"Sim a verdade desfalece e quem se desvia do mal arrisca-se a ser despojado e o Senhor o viu e pareceu mal aos seus olhos que não houvesse justiça"
Textus Receptus
"Sim, a verdade fracassa. E aquele que se afasta do mal faz de si mesmo uma presa. E o SENHOR viu isto e isto o desagradou, que não houvesse discernimento."
A iniquidade e a falta de justiça prevalecem na sociedade, levando à supressão da verdade e à perseguição daqueles que buscam o bem, mas Deus observa e se entristece com essa situação.
Explicação Histórica
A expressão 'a verdade desfalece' (heb. 'emet') refere-se à perda da confiabilidade, da fidelidade e da retidão. 'Quem se desvia do mal arrisca-se a ser despojado' (heb. 'mit'olel') indica que aquele que tenta viver retamente em um ambiente perverso torna-se presa fácil para a violência e a exploração. A frase 'pareceu mal aos seus olhos' (heb. 'ra' b'einav') expressa a profunda desaprovação e indignação de Deus com a injustiça, pois ela contraria Sua natureza e Seus propósitos.
Interpretação Doutrinária
O versículo reafirma a santidade e a justiça de Deus. Ele demonstra que Deus não é indiferente ao pecado e à injustiça, mas se importa profundamente com a retidão.
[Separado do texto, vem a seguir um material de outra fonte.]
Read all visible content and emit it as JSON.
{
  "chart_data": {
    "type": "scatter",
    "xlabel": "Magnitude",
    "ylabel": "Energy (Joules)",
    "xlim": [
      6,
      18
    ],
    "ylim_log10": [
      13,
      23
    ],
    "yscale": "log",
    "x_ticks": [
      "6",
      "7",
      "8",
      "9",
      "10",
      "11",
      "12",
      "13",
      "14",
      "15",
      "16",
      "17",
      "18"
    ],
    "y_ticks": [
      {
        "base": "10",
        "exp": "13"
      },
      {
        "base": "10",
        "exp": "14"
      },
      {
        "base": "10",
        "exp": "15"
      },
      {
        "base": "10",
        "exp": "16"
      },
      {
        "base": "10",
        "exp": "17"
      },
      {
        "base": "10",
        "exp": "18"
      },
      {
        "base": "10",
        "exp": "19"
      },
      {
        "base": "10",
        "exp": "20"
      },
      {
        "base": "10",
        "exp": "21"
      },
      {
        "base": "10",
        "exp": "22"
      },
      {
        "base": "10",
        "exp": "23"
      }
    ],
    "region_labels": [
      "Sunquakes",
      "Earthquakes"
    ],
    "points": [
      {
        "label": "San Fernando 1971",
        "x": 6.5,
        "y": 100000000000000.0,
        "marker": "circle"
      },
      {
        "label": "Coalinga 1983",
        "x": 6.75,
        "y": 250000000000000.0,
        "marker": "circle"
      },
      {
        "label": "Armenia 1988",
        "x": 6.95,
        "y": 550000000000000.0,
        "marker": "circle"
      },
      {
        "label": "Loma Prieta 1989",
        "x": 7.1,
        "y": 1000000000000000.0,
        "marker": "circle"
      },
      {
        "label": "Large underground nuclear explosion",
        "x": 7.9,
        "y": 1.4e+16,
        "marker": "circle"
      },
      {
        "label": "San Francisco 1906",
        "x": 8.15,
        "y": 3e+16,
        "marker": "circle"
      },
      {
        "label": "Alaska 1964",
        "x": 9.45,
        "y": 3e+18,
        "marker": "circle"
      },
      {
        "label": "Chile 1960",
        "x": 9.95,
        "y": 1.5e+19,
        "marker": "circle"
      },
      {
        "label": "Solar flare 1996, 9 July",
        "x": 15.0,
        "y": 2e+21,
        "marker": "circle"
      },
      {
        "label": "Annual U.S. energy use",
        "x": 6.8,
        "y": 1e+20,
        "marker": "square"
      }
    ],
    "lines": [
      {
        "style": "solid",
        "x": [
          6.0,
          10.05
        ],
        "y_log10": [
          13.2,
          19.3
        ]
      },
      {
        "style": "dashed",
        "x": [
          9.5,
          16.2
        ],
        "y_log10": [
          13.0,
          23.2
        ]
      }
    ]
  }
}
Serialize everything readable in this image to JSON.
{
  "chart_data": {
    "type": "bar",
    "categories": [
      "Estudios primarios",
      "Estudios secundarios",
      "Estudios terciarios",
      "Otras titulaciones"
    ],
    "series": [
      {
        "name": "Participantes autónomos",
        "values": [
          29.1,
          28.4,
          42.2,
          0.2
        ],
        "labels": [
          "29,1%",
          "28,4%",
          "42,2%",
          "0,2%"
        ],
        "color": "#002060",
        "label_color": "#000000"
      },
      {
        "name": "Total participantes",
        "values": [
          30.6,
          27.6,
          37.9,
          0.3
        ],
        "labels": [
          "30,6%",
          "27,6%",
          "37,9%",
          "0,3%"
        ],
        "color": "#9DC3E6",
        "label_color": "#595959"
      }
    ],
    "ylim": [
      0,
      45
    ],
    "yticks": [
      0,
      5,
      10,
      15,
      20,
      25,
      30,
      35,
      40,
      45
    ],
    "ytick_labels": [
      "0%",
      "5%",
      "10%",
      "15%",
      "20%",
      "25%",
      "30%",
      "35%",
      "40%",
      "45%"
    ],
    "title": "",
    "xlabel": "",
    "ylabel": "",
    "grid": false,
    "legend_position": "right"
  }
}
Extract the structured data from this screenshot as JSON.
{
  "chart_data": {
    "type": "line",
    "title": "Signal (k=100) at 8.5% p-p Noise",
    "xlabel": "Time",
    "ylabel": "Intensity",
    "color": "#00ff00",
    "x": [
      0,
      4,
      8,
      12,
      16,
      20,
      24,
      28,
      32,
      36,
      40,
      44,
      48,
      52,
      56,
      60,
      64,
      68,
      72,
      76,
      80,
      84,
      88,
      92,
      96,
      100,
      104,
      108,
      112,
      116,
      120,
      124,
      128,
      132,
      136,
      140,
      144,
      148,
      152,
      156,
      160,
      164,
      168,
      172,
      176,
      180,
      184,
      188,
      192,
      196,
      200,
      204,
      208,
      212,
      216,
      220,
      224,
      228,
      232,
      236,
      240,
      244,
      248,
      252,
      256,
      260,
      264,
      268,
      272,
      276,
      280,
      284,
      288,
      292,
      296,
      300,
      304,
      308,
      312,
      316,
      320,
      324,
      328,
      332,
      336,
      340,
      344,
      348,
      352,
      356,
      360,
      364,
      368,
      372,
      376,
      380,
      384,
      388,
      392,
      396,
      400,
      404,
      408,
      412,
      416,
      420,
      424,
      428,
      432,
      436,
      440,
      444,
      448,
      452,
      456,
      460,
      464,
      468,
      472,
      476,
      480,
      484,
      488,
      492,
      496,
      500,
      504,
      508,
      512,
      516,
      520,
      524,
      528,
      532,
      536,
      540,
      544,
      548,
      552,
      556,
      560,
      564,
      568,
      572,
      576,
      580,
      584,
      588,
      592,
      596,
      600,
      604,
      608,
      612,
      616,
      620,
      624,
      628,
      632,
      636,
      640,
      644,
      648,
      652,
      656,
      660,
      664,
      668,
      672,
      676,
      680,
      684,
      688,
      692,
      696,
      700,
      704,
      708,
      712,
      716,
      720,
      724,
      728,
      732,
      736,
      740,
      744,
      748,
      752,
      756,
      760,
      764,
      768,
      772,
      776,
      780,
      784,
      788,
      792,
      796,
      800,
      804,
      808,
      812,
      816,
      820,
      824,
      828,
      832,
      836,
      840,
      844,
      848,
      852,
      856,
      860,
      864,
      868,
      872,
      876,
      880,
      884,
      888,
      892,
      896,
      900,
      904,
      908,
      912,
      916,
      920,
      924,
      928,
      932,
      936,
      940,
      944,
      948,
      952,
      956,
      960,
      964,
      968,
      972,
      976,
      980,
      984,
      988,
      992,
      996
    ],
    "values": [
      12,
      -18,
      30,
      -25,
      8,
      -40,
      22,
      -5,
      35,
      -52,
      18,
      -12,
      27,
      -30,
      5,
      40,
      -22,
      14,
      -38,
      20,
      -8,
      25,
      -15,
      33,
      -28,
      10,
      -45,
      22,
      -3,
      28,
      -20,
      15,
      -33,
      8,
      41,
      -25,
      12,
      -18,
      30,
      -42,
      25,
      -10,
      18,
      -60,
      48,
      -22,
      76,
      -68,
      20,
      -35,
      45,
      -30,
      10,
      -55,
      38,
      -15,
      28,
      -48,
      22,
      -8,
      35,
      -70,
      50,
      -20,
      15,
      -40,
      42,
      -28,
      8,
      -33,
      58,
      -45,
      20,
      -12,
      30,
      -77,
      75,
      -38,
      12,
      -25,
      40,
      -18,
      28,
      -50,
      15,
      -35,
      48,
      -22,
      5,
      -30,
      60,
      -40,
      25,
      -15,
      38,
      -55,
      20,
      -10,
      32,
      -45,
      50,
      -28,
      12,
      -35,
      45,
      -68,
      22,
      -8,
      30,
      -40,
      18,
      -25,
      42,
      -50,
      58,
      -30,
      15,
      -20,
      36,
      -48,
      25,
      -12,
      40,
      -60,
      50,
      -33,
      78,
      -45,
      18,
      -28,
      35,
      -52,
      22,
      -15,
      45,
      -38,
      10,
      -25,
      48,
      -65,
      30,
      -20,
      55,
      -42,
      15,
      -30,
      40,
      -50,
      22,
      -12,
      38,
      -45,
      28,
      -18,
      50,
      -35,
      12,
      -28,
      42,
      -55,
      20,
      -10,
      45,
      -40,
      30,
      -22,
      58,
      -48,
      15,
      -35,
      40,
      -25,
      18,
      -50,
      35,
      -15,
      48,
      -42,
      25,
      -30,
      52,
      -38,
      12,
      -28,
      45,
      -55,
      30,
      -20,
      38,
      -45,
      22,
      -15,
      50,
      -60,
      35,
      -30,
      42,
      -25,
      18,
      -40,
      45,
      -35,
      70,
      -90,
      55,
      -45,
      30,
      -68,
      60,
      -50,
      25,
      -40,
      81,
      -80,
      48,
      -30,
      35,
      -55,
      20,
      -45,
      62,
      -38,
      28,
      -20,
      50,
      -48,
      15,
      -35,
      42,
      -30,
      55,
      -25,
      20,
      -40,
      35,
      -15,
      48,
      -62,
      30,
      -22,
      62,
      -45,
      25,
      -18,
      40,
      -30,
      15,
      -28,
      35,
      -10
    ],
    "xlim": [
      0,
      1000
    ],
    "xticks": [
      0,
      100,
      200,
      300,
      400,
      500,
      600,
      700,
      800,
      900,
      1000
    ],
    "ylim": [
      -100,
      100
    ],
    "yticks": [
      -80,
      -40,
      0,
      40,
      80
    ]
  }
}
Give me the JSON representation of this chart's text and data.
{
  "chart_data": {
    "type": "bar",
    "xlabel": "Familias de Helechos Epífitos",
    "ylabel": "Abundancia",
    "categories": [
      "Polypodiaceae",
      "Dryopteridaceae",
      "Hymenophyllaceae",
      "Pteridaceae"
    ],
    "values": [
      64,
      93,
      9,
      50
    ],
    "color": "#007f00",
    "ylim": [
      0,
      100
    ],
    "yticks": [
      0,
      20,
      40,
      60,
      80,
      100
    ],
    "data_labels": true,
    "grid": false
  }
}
A situação descrita por Isaías aponta para a necessidade da intervenção divina para restaurar a justiça, antecipando a obra redentora de Cristo, que veio para expor as obras das trevas e estabelecer o Reino de Deus. Também ressalta a importância da perseverança na fé, mesmo em meio a um mundo hostil, confiando que Deus julgará.
Aplicação Prática
Devemos permanecer firmes na verdade e na prática do bem, mesmo que isso nos coloque em desvantagem ou nos exponha a dificuldades. Confiamos que Deus vê nossas lutas e a injustiça ao nosso redor, e que Ele, em Sua soberania, intervirá para estabelecer Sua justiça final.
Precauções de Leitura
Não se deve interpretar este versículo como uma justificativa para o fatalismo ou para a passividade diante da injustiça, mas sim como um chamado à perseverança e à fé na soberania e no julgamento vindouro de Deus. Também não se deve inferir que Deus aprova a perseguição dos justos; pelo contrário, Ele se entristece com ela.